As I was casting my eye around the garden, watching where the bats were flying and trying to locate where the birds were roosting, I became aware, not of specific plants and points of interest, but the general shape and flow of the garden. I could see the garden in blocks of three dimensional shapes and how these shapes interacted within the space. I was also acutely aware of the depth of the garden as the play of the low light and the shadows emphasised the relative positioning of borders, trees and structures.

When I begin designing a project, I tend to begin sketching ideas using a fairly heavy nibbed pen to outline general shapes and contours, avoiding any detail at all. I do this both in plan and as three dimensional sketches and it allows me to play around with different ideas to create a harmonious layout that works within the garden space and with the surrounding buildings and environment. Its only when I am satisfied with the design at this level that I start to think about adding detail. It may, however, be the case that as the detail is added the design gets changed slightly, but these skeleton drawings do help to inform the eventual finished design.

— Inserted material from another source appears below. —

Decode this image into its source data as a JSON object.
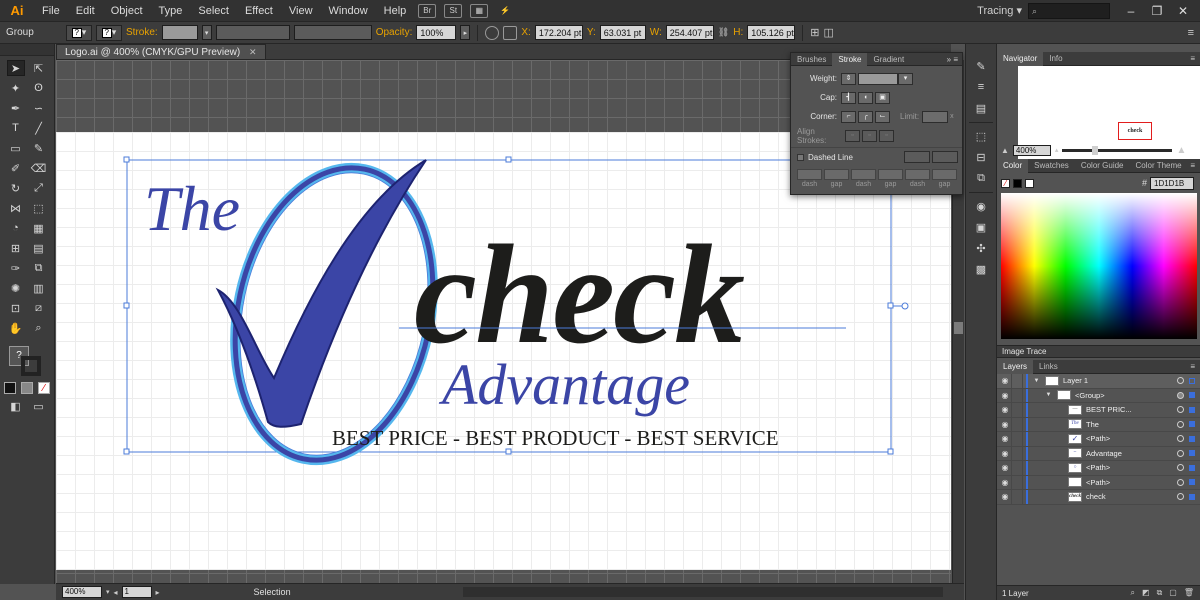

Reviewing a garden in this quarter light light allows you to do a very similar exercise. Does the weight of a border look right relative to the scale of the house or a planting of trees? Do the heights of the plants in your borders create enough interest and movement, or is there too much of one height? Does the positioning and size of your plantings and structures work as a whole and add a sense of depth and flow around the garden? Without the interference of detail and colour, you can focus on layout, structure and form.

Obviously this is only one way to assess a garden, but it does give a different perspective and it makes for quite an interesting exercise. On a still, late summer evening it was a very pleasant way to spend a little time.